Valilere verilecek bu yetki, 1987 yılında ilan edilip 2002 yılına kadar toplam 15 yıl boyunca, süresi 46 kez meclis kararıyla uzatılan OHAL döneminde “süper yetkiler” ile donatılan OHAL bölge valilerini akıllara getirdi. O dönem valilere, çalışmalarında sakınca görülen personelin sürgün edilmesi, köy, mezra ve benzeri yerleşim birimlerini boşaltma yetkisi verildi.

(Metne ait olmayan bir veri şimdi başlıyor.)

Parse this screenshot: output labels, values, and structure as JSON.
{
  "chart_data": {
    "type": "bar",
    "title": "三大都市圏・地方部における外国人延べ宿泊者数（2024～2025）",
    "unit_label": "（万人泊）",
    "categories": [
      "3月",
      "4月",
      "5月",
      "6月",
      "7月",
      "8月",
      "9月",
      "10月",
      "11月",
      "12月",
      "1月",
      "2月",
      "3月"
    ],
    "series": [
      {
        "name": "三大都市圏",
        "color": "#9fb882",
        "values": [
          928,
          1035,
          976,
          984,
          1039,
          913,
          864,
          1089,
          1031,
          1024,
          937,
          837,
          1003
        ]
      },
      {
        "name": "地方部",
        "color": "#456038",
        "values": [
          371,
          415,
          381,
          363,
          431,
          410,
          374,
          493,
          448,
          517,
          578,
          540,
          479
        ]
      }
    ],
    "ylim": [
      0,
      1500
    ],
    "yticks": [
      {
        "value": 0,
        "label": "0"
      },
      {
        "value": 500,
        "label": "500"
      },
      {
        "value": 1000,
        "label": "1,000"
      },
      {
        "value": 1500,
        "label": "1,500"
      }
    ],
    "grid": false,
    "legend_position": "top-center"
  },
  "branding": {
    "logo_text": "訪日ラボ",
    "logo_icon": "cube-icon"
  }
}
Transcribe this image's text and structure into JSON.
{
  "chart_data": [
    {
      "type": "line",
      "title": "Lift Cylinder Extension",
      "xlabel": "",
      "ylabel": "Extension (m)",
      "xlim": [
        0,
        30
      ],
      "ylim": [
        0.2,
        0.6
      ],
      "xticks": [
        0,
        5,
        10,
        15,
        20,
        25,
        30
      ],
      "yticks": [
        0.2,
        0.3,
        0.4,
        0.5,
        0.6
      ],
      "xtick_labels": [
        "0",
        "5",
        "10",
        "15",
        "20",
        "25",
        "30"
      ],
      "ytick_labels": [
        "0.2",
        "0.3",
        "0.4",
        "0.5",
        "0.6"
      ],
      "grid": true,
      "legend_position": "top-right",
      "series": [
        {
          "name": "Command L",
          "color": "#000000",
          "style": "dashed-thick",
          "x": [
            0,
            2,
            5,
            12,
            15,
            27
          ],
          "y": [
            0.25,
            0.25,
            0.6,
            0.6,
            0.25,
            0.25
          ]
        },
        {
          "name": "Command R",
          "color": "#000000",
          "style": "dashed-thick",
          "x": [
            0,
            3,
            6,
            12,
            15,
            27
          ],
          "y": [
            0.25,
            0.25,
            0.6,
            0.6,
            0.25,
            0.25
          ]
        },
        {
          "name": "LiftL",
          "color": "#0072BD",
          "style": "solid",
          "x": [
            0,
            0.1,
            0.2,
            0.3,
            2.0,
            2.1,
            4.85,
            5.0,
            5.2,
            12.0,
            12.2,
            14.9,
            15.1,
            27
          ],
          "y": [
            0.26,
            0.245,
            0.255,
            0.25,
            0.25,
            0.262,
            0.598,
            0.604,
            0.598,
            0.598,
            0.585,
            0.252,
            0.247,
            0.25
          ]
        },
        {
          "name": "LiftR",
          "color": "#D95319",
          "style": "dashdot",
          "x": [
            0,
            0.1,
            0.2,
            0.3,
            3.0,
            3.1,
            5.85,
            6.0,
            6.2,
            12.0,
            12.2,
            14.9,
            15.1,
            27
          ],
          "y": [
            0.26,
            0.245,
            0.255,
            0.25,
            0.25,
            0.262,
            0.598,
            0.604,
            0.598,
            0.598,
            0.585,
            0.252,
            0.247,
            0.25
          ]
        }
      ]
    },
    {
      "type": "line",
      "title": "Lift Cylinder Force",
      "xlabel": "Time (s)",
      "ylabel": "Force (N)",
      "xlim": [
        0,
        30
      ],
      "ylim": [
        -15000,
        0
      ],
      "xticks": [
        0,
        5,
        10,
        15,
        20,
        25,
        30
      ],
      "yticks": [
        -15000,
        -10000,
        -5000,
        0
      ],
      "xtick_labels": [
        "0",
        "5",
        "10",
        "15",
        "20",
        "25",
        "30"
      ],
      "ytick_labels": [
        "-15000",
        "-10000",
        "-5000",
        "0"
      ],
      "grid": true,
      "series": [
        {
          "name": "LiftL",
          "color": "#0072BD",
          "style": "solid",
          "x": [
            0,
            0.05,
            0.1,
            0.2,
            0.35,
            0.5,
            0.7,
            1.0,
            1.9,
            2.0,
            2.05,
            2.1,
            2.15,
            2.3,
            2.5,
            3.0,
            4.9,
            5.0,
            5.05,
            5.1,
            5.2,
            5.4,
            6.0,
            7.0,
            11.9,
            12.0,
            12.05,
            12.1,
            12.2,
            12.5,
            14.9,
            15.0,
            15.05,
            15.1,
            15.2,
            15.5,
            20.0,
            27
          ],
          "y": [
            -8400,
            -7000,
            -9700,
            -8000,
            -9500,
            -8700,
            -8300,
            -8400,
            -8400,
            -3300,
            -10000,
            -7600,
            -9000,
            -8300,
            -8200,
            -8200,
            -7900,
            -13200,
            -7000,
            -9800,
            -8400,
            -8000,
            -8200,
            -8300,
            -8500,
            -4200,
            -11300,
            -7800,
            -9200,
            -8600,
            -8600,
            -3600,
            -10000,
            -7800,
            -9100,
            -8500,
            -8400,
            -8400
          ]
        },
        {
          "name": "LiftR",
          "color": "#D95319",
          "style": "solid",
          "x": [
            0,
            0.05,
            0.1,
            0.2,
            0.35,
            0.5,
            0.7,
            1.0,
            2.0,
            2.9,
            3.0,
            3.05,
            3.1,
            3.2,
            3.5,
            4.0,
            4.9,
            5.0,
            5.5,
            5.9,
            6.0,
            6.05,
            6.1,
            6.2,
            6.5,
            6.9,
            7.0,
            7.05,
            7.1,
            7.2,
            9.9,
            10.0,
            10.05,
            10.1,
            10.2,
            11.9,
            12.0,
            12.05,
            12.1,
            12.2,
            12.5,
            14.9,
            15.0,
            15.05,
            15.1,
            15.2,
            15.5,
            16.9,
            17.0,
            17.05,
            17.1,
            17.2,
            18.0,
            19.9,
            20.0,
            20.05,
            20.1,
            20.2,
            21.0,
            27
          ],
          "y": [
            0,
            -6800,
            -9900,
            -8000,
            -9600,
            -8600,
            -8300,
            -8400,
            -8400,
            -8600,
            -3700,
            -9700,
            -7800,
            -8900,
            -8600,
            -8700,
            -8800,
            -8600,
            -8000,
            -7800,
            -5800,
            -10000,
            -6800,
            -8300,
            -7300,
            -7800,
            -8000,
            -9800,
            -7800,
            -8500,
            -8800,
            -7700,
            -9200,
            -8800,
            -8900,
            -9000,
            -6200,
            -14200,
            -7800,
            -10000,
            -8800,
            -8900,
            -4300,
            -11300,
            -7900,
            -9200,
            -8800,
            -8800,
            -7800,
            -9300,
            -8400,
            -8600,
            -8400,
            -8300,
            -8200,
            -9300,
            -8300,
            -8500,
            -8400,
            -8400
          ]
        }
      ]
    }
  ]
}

OHAL’in en katı şekilde uygulandığı 1990’lı yıllarda Diyarbakır’da avukatlık ve belediye başkanlığı gibi birçok görevde bulunan Av. Cabbar Leygara, valilere verilecek yetki ile valilerin ’90’lı yıllarda kendilerine verilen yetkileri nasıl kullandığını Mezopotamya Ajansından Deniz Tekin’e değerlendirdi.

‘DEMOKRASİ ’90’LI YILLARA DÖNECEK’

Av. Leygara, sıkıyönetimin kaldırılarak OHAL’in ilan edildiği 1987 yılı üzerinden 31 yıl geçmesine rağmen valilere verilmek istenen yetkilerle Türkiye’de demokrasinin ’90’lı yıllara döneceğine dikkat çekti. Valilere bir kişiyi 15 gün süreyle kente girmesini engelleyen düzenleme ile ’90’lı yıllarda OHAL bölge valisine verilen yetkinin aynı olduğunu hatırlatan Leygara, “Valilere verilen bu yetki, OHAL’in kalıcılaştırılmasıdır. Zaten bu düzenleme Anayasa’ya aykırı olduğu için bunlar için 3 yıl süre şartı koymuşlar. Bu yetki istisnai değil, kalıcılaştırılan bir yetkidir. Bu düzenleme ile yürütme yani başkanlık sistemi güçlendiriliyor. Yasama, yargı ile sivil toplum ve kanaat önderleri devre dışı bırakılıyor” dedi.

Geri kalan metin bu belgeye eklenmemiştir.